Doctors Who Refuse Euthanasia Face Criminal Charges

Lord Falconer, the Lord Chancellor of England, has warned doctors in a recent statement that they may face prison sentences if they refuse to euthanise patients. Criminal charges of assault could be laid against doctors or nurses who refuse to allow patients to die, even by removal of food and hydration tube.

The Labour government unveiled its new guidelines for doctors to follow the Mental Capacity Act that is to come into effect next spring.

The guidelines instruct doctors that a patient's "advanced decision" - often referred to as a "living will" - that includes a request for cessation of medical treatment must be followed even if it means the patient will die.

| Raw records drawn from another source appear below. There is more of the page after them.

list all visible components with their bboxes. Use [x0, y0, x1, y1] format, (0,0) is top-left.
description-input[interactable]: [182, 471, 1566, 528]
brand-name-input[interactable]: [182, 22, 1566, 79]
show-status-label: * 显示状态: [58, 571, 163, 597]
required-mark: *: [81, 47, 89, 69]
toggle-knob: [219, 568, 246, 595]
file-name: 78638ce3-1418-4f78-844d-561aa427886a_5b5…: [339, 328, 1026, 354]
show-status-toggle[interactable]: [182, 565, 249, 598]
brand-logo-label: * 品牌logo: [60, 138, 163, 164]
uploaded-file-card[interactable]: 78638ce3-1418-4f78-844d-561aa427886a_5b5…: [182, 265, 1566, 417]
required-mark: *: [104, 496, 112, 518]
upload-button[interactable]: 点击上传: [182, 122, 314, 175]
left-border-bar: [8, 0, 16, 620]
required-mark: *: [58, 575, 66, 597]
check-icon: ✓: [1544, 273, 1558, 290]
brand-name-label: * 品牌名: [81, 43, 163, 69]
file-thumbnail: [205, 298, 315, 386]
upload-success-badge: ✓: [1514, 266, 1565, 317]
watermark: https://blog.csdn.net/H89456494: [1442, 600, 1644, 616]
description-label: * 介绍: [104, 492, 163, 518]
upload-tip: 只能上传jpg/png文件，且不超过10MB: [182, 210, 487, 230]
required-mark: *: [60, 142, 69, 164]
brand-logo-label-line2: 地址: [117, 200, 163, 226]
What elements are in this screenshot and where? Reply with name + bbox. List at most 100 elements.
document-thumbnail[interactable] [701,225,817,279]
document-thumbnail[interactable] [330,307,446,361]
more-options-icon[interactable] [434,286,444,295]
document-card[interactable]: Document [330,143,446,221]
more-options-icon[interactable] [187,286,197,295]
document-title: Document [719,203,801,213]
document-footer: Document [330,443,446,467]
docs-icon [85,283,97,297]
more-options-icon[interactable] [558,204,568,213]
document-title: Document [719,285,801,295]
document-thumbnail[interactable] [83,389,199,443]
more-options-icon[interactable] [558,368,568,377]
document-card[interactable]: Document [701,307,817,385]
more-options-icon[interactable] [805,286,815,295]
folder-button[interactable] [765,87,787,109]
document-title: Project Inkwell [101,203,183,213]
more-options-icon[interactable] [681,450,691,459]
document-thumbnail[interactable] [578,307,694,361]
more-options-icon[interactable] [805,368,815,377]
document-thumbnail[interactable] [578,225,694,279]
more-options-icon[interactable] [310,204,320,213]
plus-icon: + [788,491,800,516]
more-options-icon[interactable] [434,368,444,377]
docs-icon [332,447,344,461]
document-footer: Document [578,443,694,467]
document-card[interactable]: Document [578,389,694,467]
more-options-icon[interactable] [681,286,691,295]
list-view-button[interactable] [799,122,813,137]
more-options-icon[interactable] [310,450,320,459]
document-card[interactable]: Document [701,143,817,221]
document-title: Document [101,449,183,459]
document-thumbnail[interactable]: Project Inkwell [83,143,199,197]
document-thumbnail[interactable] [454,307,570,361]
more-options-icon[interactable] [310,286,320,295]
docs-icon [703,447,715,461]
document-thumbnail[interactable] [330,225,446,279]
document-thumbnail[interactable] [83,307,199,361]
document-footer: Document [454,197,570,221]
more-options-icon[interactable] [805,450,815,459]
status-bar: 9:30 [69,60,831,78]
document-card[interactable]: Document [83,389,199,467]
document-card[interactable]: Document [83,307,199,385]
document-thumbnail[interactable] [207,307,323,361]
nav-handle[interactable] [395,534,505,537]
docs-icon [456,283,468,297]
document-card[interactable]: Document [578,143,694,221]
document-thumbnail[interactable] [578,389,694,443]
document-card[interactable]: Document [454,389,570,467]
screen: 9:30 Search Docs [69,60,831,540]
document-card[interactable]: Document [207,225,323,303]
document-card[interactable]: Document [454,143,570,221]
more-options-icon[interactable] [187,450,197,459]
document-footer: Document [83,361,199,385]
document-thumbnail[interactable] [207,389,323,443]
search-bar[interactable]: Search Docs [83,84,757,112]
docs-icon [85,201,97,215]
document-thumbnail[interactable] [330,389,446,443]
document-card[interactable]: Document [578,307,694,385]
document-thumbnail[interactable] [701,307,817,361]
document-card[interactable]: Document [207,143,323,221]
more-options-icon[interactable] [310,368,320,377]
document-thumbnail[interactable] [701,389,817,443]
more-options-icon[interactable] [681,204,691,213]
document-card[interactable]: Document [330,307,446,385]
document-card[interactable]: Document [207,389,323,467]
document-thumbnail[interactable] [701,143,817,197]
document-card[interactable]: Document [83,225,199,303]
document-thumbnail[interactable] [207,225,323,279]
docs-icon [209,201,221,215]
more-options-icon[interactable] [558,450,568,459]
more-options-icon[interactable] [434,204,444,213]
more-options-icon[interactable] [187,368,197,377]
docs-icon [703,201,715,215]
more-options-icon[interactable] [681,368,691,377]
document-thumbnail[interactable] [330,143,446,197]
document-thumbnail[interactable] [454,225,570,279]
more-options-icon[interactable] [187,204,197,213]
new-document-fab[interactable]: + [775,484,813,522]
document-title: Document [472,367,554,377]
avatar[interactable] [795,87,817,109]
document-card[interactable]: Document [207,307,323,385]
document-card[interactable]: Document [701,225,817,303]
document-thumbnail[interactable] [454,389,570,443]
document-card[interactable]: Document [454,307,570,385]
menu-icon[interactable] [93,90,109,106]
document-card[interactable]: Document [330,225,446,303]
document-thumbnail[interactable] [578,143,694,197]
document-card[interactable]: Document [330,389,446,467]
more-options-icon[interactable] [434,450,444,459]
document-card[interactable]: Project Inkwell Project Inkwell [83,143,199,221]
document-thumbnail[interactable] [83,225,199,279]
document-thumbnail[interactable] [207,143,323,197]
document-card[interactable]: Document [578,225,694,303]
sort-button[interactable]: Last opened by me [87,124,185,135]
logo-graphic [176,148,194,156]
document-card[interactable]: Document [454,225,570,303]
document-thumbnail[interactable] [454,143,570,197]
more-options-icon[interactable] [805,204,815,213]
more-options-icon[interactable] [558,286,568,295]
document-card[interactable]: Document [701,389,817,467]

The government's guidelines instruct doctors, "If you are satisfied that an advance decision exists which is valid and applicable, then not to abide by it could lead to a legal claim for damages or a criminal prosecution for assault."

British courts, in conjunction with jurisdictions around the world, have determined that it is sometimes in the patient's best interest to be dehydrated to death by removal of feeding and hydration tubes. In many parts of the world, including Canada, food and hydration is considered "medical treatment" and as such can be, and frequently is, withheld on the grounds that it constitutes "extraordinary treatment".

This was the thinking that allowed the court-ordered killing of Terri Schindler Schiavo in 2005.

Dr Peter Saunders, head of the Christian Medical Fellowship, says that the worry is not for those dying patients who are already so close to death that they could not benefit from food and hydration.

"But we are concerned that patients will make unwise and hasty advance refusals of food and fluids without being properly informed about the diagnosis. It is too easy for patients to be driven by fears of meddlesome treatment and 'being kept alive', into making advance refusals that later might be used against them."

Dr Jacqueline Laing of London Metropolitan University, who called the measures an obvious "cost-saving" effort on behalf of the National Health Service, said the Act "inverts good medical practice by criminalising medical staff who intervene to save the lives of their patients with simple cures and, in certain cases, even food and fluids."

While the new Act insists doctors kill patients who might otherwise live, the reverse determination was not upheld either by British or European courts. Leslie Burke, a British man who suffers from a degenerative disease that will one day render him unable to communicate, went to court to obtain a guarantee that he would not be dehydrated to death on the orders of doctors.

Mr. Burke argued that British guidelines left too much latitude to individual doctors to decide when a patient's life was no longer worth living. He lost his case in Britain and the European Court of Human Rights who said that adequate protections for patients already exist in British law.

The Church of England has stood by a recent submission by the Bishop of Southwark, the Rt Rev Tom Butler, to the Nuffield Council on Bioethics consultation on the treatment of extremely disabled or premature newborns and foetuses.

Bishop Butler came under intense media fire for his submission to the Nuffield inquiry on 'The ethics of prolonging life in foetuses and the newborn', with some newspapers reporting that he defended baby euthanasia.

In his submission, Bishop Butler said that in some cases it may be justified to withdraw treatment from newborns.

"The foetus and neonate are unique individuals under God. We cannot therefore accept as a justification for killing them the argument that their lives are not worth living.

"This is not incompatible with accepting that it may in some circumstances be right to choose to withhold or withdraw treatment, knowing that it will possibly, probably or even certainly result in death," said Bishop Butler, who is also the vice chair of public affairs of the Mission and Public Affairs Council.